Fruition

If you've been a long-time reader of Free Refills, you know that I see each change of seasons as an auspicious time, and that I believe the energy of the seasons can and should guide us in the ways we approach our lives.

Each season has a particular energy to it. Spring is the time for planting, of course, and fall is the time for harvest, and the winter solstice is the day of symbolic death and rebirth, leading into a time of rest, quiet, and recuperation.

However, I have had trouble giving name to the energy of summer. In summer I see fullness, but I was unable to figure out how that should guide me until I attached a new word to the summer solstice and the summer season that follows: fruition. Summer is the time for bringing things to fruition.1

Happy Summer Solstice. Let us now begin to bring things to fruition.
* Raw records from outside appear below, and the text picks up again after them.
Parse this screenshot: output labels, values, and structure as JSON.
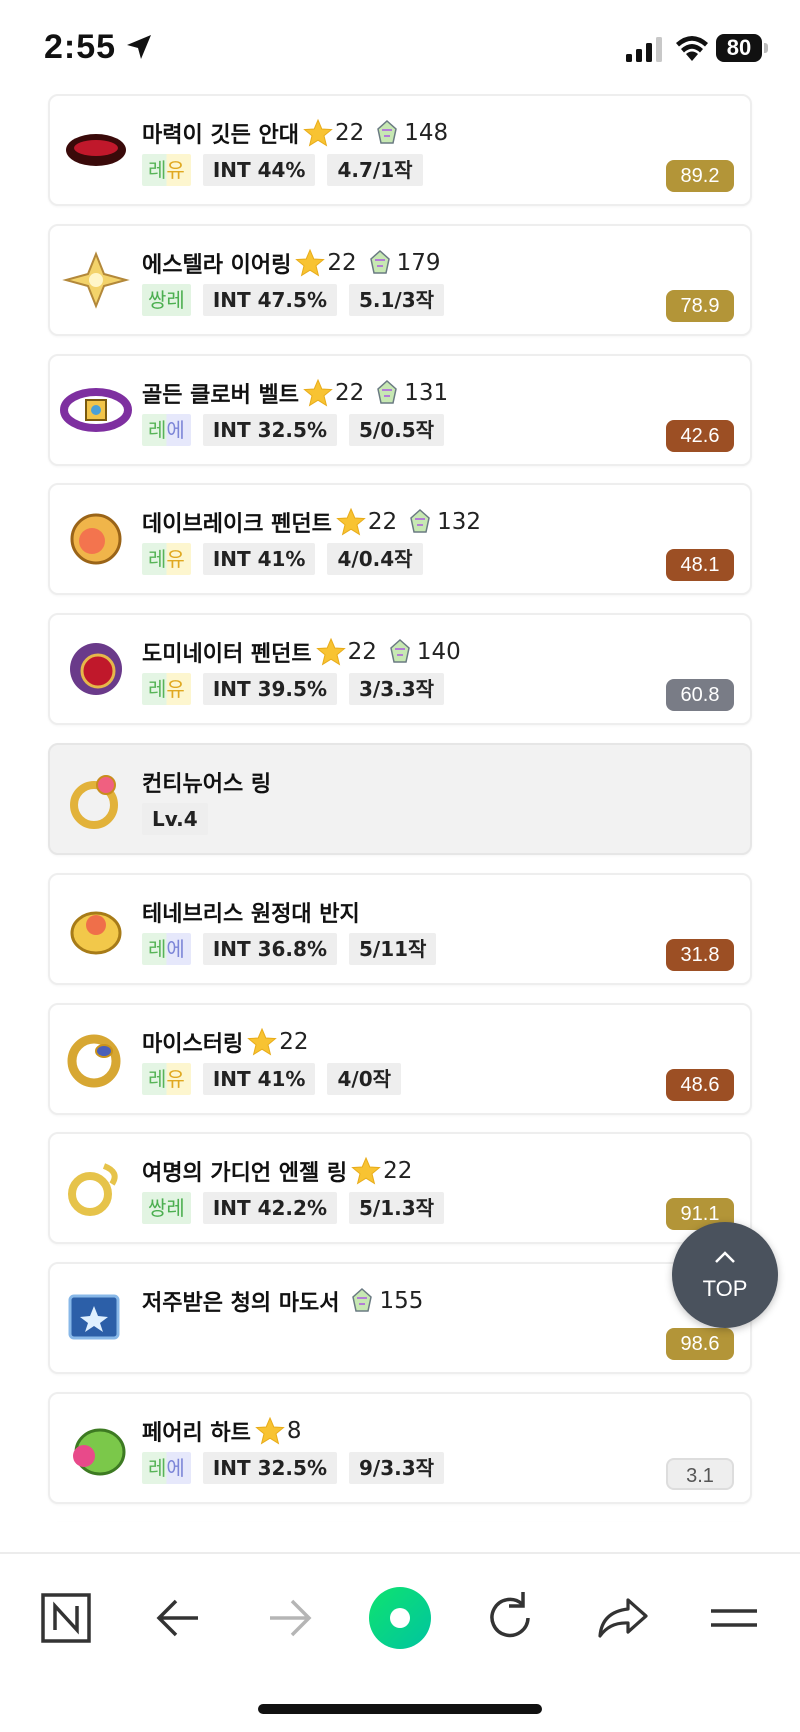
{
  "status_bar": {
    "time": "2:55",
    "battery": "80"
  },
  "items": [
    {
      "name": "마력이 깃든 안대",
      "star": "22",
      "gem": "148",
      "grade": [
        "레",
        "유"
      ],
      "grade_type": "reyu",
      "tags": [
        "INT 44%",
        "4.7/1작"
      ],
      "score": "89.2",
      "score_color": "#b39538"
    },
    {
      "name": "에스텔라 이어링",
      "star": "22",
      "gem": "179",
      "grade": [
        "쌍",
        "레"
      ],
      "grade_type": "ssang",
      "tags": [
        "INT 47.5%",
        "5.1/3작"
      ],
      "score": "78.9",
      "score_color": "#b39538"
    },
    {
      "name": "골든 클로버 벨트",
      "star": "22",
      "gem": "131",
      "grade": [
        "레",
        "에"
      ],
      "grade_type": "ree",
      "tags": [
        "INT 32.5%",
        "5/0.5작"
      ],
      "score": "42.6",
      "score_color": "#9c4f24"
    },
    {
      "name": "데이브레이크 펜던트",
      "star": "22",
      "gem": "132",
      "grade": [
        "레",
        "유"
      ],
      "grade_type": "reyu",
      "tags": [
        "INT 41%",
        "4/0.4작"
      ],
      "score": "48.1",
      "score_color": "#9c4f24"
    },
    {
      "name": "도미네이터 펜던트",
      "star": "22",
      "gem": "140",
      "grade": [
        "레",
        "유"
      ],
      "grade_type": "reyu",
      "tags": [
        "INT 39.5%",
        "3/3.3작"
      ],
      "score": "60.8",
      "score_color": "#797c86"
    },
    {
      "name": "컨티뉴어스 링",
      "level": "Lv.4"
    },
    {
      "name": "테네브리스 원정대 반지",
      "grade": [
        "레",
        "에"
      ],
      "grade_type": "ree",
      "tags": [
        "INT 36.8%",
        "5/11작"
      ],
      "score": "31.8",
      "score_color": "#9c4f24"
    },
    {
      "name": "마이스터링",
      "star": "22",
      "grade": [
        "레",
        "유"
      ],
      "grade_type": "reyu",
      "tags": [
        "INT 41%",
        "4/0작"
      ],
      "score": "48.6",
      "score_color": "#9c4f24"
    },
    {
      "name": "여명의 가디언 엔젤 링",
      "star": "22",
      "grade": [
        "쌍",
        "레"
      ],
      "grade_type": "ssang",
      "tags": [
        "INT 42.2%",
        "5/1.3작"
      ],
      "score": "91.1",
      "score_color": "#b39538"
    },
    {
      "name": "저주받은 청의 마도서",
      "gem": "155",
      "score": "98.6",
      "score_color": "#b39538"
    },
    {
      "name": "페어리 하트",
      "star": "8",
      "grade": [
        "레",
        "에"
      ],
      "grade_type": "ree",
      "tags": [
        "INT 32.5%",
        "9/3.3작"
      ],
      "score": "3.1",
      "score_color": "#eeeeee",
      "score_text_color": "#555555"
    }
  ],
  "top_button": {
    "label": "TOP"
  }
}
1 Interestingly, I learned this today:

The original meaning of fruition had nothing to do with fruit. Rather, when the term was first used in the early 15th century, it meant only "pleasurable use or possession." Not until the 19th century did fruition develop a second meaning, "the state of bearing fruit," possibly as the result of a mistaken assumption that fruition evolved from fruit. The "state of bearing fruit" sense was followed quickly by the figurative application to anything that can be "realized" and metaphorically bear fruit, such as a plan or a project.

Source here.

Obviously I meant fruition in the sense of "state of bearing fruit," but I like the meaning "pleasurable use" as well.